La letanía de fondo no enmascara unos dedos y unos pulmones que afloran en la parte de atrás de la garganta. Unos dedos que se contagian del ritmo acabado, alternando entre tónicas, en tiempos, in crescendo, dejando caer sobre un costado la bajada siguiente, creando un break que apenas roza la sencillez para terminar bajando hacia la sensualidad de un placer consumado, descansando al final de la noche de Túnez.
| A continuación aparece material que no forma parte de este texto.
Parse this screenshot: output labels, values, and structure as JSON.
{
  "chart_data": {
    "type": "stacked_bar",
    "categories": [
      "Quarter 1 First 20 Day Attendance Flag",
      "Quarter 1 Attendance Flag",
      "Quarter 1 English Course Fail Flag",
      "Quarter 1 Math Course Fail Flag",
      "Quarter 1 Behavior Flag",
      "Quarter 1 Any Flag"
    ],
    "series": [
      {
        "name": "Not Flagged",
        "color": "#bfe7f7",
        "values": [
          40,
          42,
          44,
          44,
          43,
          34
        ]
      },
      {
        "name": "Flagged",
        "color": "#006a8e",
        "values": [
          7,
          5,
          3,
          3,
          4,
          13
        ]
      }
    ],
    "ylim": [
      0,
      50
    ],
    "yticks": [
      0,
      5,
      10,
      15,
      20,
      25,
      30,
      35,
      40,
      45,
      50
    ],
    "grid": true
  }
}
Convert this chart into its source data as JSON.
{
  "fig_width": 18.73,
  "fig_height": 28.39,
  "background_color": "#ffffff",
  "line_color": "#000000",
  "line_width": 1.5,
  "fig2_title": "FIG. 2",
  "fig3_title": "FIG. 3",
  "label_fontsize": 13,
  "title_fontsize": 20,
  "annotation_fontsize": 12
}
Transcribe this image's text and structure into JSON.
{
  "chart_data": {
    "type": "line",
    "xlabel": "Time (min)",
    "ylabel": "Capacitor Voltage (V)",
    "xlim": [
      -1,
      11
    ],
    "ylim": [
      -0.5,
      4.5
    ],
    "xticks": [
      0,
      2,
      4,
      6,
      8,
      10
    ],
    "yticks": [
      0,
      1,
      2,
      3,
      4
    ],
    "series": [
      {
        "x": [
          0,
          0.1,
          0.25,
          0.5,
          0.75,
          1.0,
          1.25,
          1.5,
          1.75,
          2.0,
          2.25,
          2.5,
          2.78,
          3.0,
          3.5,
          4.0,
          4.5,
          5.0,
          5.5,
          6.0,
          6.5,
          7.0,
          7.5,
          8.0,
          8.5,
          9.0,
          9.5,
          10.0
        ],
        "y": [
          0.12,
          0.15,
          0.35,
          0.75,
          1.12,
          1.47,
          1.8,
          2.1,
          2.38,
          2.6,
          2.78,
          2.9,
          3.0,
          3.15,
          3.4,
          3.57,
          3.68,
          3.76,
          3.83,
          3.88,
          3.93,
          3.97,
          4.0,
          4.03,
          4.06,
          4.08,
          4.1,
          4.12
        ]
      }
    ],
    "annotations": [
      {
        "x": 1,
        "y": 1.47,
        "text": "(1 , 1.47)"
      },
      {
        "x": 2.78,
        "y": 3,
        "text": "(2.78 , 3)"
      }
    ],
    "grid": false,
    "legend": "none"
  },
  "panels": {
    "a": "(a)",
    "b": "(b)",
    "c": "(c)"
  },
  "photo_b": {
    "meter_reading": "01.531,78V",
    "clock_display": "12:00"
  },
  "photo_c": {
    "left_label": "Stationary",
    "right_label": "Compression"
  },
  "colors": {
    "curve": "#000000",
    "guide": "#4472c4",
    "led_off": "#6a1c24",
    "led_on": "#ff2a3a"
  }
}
Y le cantas a tu padre, acompasando el canon del equilibrio, rompiéndolo después, para, de fondo, acompañar de nuevo la simetría hasta dejarla caer y emerger desde muy abajo. Subes la cuesta, muy poco a poco, izquierda y derecha, a ritmo, como un ciclista, como un reloj que da las horas cuando le da la gana porque tu padre lo merece, con todos los dedos, golpeando por momentos el cerebro, dejando paso sin descansar al fondo, mano a mano; de pronto, así lo requiere, subimos los tres, los cuatro, muy rápido pero contenidos, y al tiempo muy fuerte, alternamos, nos complementamos, cerramos los ojos, y bajamos de nuevo la cuesta, descansamos y atacamos de nuevo la simetría, cadenciosa, abriendo un hueco en las fuerzas que no nos habrán de faltar un poco más adelante… aunque paremos.
Y tienes el ritmo, muy lento al principio, falsa apariencia, porque lo es. Apareces y desapareces levemente para salir con fuerza, apartando a los demás, dejando atrás el miedo, olvidando por momentos el caballo blanco desbocado, sosteniendo a duras penas la genialidad, rozando con los dedos el cielo cercano, afirmando, como no queriendo darle importancia, que, de verdad, tienes el ritmo, tú y los demás. Hasta el final quedas tú solo conmigo, sin que te abandonen las pocas fuerzas que te quedan, arriba y abajo, izquierda y derecha, sobre el mismo eje, dibujando las notas a modo de mariposa batiendo alas, imprevisible, llegando a la cima para caer desde lo más alto.